How to tell if calculations are happening on GPU?

I am writing a custom linear layer and I want to execute it on GPU. The tensors are correctly located on the GPU ( *.is_cuda returns true for input & weight). I am performing multiplications directly using two loops and I am getting the same answer as the in-built PyTorch Linear layer, but I’m not sure if this calculation is actually being done on the GPU. Is there a way to check?

def forward(ctx, X, weight, bias):
    ctx.save_for_backward(X, weight, bias)

    print(f"Input:: GPU: {X.is_cuda}, Weight:: GPU: {weight.is_cuda})

    (m, n_W) = X.shape
    (A, _) = weight.shape

    # Transpose the weights
    weight = torch.transpose(weight, 0, 1)

    output = torch.cuda.FloatTensor(m, A).fill_(0)

    for k in range(m):
        for l in range(A):
            accumulation = 0.0
            for j in range(n_W):
                accumulation += X[k, j] * weight[j, l]
            output[k, l] = accumulation + bias[l]

    return output


If everything is indeed a cuda tensor, then the computation should be happening on GPU. You can run nvprof e.g., nvprof python to get a sense of which kernels are being executed on GPU.

Alternatively if you are running the script interactively (or it is long-running enough), you can do something like watch nvidia-smi to get a sense of GPU usage as the script is running.

1 Like

Hi @eqy, thank you. Yes, the script does run for a long time, so I can try those commands you mentioned. But what I really wanted to check is whether this simple python code gets converted to NV PTX code to run on the GPU automatically? Since I am doing the multiply accumulate manually and until I came across a tutorial, I imagined I would have to write CUDA C++ code to use the GPU. That’s why I wanted to ask and double check.

Normally when you are doing common operations such as matrix multiplication, matrix-vector multiplication, elementwise multiply-add, convolution, etc., these are dispatched to precompiled kernels in ATen (PyTorch’s tensor operator library), cuBLAS, or cuDNN. No compilation to PTX etc., will happen unless you are doing some kind of JIT compilation (e.g., TorchScript — PyTorch 1.9.1 documentation).

Rather than Python code being “converted,” usually what is happening is the Python code is calling into C++ code that calls the relevant CUDA kernels.

1 Like

Thank you. I tried nvprof as you suggested and it seems to be spending a lot of time in this function:
void at::native::vectorized_elementwise_kernel

How can I find where this function is located? I also have the entire PyTorch source downloaded and when I grep for this function there, I just get hits in a bunch of .json files but no source files.

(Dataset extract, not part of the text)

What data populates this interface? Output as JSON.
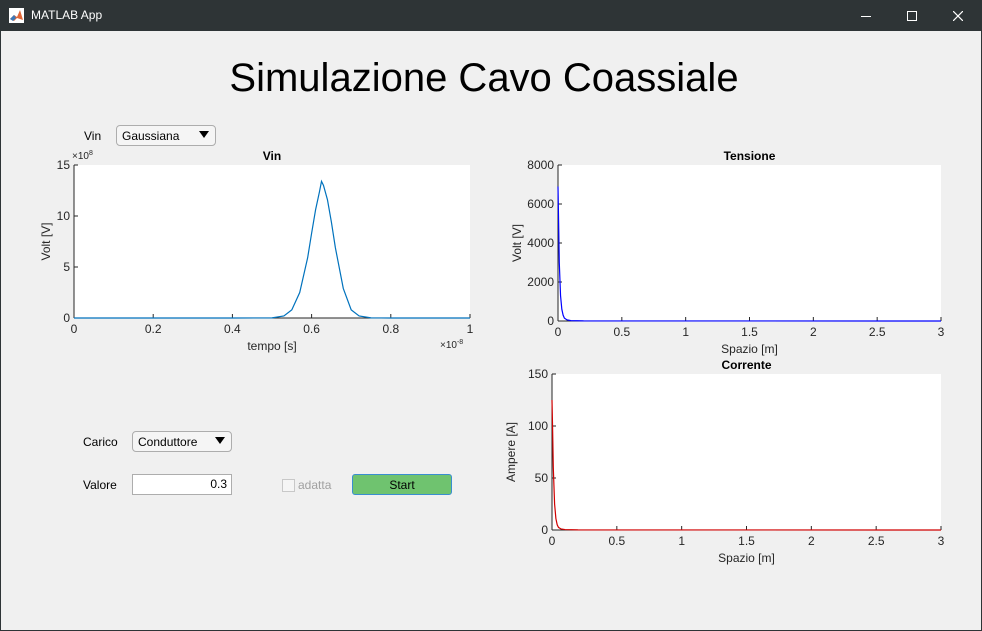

Alternatively, is there somewhere layers are defined in CUDA code directly? If I could get that, I could modify that and plug that in via PyBind. It’s a little hard to parse through the various backends supported, like iDeep, MKLDNN etc. So not sure where I might just find the base CUDA code.

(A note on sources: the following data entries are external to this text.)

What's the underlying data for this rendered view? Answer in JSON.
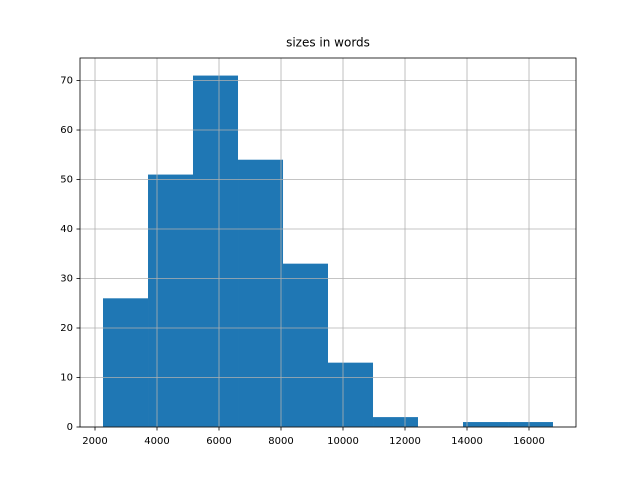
{
  "chart_data": {
    "type": "histogram",
    "title": "sizes in words",
    "bins": [
      2258,
      3710,
      5161,
      6613,
      8065,
      9516,
      10968,
      12419,
      13871,
      15323,
      16774
    ],
    "values": [
      26,
      51,
      71,
      54,
      33,
      13,
      2,
      0,
      1,
      1
    ],
    "color": "#1f77b4",
    "xlim": [
      1516,
      17516
    ],
    "xticks": [
      2000,
      4000,
      6000,
      8000,
      10000,
      12000,
      14000,
      16000
    ],
    "ylim": [
      0,
      74.55
    ],
    "yticks": [
      0,
      10,
      20,
      30,
      40,
      50,
      60,
      70
    ],
    "grid": true
  }
}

For elementwise kernels, these are typically implemented with PyTorch’s TensorIterator to generate kernels rather than with handwritten CUDA, so there isn’t really any CUDA code to directly inspect in this case.

1 Like

Thank you! I get it now. I’ve also been following this tutorial to see how to write my own efficient gpu version of the layer. Since I need to change the multiplication operation, I need quite low level access to the operation, without sacrificing too much performance. I hadn’t seen that page about the tensor iterator so I’ll be sure to check that out as well!